You can also run a literal query with no source at all:
=SQL("SELECT 1 + 1") # a single cell: 2Querying a range or sheet
Section titled “Querying a range or sheet”Selecting straight from a cell range or a sheet, like =SQL("SELECT * FROM A1:C100") or
FROM Sheet1, is not supported yet. Promote the data to a named connected table first, then
query that table by name.
Supported SQL
Section titled “Supported SQL”Queries are read-only by default: SELECT, WITH (CTEs), VALUES, and EXPLAIN are
allowed. The full DataFusion SELECT surface works, including:
- Joins: inner, left, right, full, cross.
- Aggregates:
COUNT,SUM,AVG,MIN,MAX,APPROX_DISTINCT,PERCENTILE_CONT, and more. - Window functions:
ROW_NUMBER,RANK,LAG,LEAD, and the rest. GROUP BY/HAVING/ORDER BY, string, math, and date functions, andCAST.
For the complete function list, see the DataFusion SQL reference.
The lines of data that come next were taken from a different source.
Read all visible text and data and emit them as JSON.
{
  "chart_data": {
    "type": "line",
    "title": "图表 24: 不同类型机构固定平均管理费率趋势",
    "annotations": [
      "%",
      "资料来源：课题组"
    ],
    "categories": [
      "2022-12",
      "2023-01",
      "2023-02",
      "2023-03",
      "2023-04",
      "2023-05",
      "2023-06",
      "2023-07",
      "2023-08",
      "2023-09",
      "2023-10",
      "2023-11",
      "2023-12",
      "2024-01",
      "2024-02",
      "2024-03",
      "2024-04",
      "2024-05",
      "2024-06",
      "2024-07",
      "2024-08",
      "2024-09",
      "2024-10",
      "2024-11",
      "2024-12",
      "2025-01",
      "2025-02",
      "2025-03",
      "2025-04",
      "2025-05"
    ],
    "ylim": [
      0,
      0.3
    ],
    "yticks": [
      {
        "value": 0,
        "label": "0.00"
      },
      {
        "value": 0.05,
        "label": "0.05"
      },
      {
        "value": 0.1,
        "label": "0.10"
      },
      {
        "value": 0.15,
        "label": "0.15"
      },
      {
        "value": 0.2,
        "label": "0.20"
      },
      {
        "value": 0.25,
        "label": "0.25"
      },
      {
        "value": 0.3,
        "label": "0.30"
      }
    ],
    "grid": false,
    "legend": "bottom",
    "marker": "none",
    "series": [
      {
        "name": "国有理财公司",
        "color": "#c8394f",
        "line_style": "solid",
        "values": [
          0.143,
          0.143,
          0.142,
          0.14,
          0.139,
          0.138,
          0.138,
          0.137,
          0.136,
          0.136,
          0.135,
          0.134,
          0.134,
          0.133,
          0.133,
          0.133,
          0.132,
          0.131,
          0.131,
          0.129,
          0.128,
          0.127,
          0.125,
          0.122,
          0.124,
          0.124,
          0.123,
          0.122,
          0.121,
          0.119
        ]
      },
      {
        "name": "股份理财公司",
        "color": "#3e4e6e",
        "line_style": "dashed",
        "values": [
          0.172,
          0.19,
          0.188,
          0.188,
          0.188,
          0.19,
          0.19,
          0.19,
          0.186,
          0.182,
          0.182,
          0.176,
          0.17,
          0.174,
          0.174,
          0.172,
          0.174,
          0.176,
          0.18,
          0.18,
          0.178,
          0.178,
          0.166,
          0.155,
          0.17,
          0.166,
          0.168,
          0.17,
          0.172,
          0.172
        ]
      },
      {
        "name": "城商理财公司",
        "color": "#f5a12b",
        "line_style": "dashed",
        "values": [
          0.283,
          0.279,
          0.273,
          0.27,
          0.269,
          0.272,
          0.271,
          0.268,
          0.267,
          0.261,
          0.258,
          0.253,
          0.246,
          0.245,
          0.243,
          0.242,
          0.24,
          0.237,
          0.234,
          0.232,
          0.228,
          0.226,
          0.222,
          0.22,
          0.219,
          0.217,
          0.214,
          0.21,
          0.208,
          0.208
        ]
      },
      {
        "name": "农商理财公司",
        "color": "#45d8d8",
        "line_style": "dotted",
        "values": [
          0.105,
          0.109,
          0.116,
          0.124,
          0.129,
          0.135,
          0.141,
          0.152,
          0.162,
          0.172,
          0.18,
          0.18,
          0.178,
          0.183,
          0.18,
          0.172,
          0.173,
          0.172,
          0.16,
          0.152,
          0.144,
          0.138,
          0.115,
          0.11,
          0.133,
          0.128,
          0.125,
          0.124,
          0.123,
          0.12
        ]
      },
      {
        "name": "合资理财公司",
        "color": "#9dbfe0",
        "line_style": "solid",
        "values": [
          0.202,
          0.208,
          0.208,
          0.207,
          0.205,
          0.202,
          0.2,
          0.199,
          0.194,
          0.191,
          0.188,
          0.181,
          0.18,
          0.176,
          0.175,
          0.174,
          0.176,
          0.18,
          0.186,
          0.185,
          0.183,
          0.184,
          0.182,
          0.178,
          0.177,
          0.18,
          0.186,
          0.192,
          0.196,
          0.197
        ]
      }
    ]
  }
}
Write statements (INSERT, UPDATE, DELETE) and DDL (CREATE, DROP, ALTER) are off by
default, and transaction / session statements (BEGIN, COMMIT, SET) are always blocked, so a
formula can’t mutate a shared connection out from under you.
Results
Section titled “Results”- A query that returns multiple rows or columns spills into the neighbouring cells, Excel-style from the formula’s anchor.
- A single-value result (one row, one column) collapses into the one cell, so
=SUM(SQL(…))composes naturally. - Headers are not added automatically. Select them explicitly if you want a header row.
- Results are capped at 10,000 rows per query; above that the result is truncated.
Limits and what’s not built yet
Section titled “Limits and what’s not built yet”- Direct range / sheet queries (
FROM A1:C100,FROM Sheet1): not yet. Use a connected table. - HTTP / JSON API sources: planned, not wired up. Use Postgres or Parquet today.
- “Terabyte scale”: aspirational. Today queries materialise in memory and cap at 10,000 rows, with no streaming or incremental refresh yet. DataFusion can go much further; Expanse’s integration will grow into it.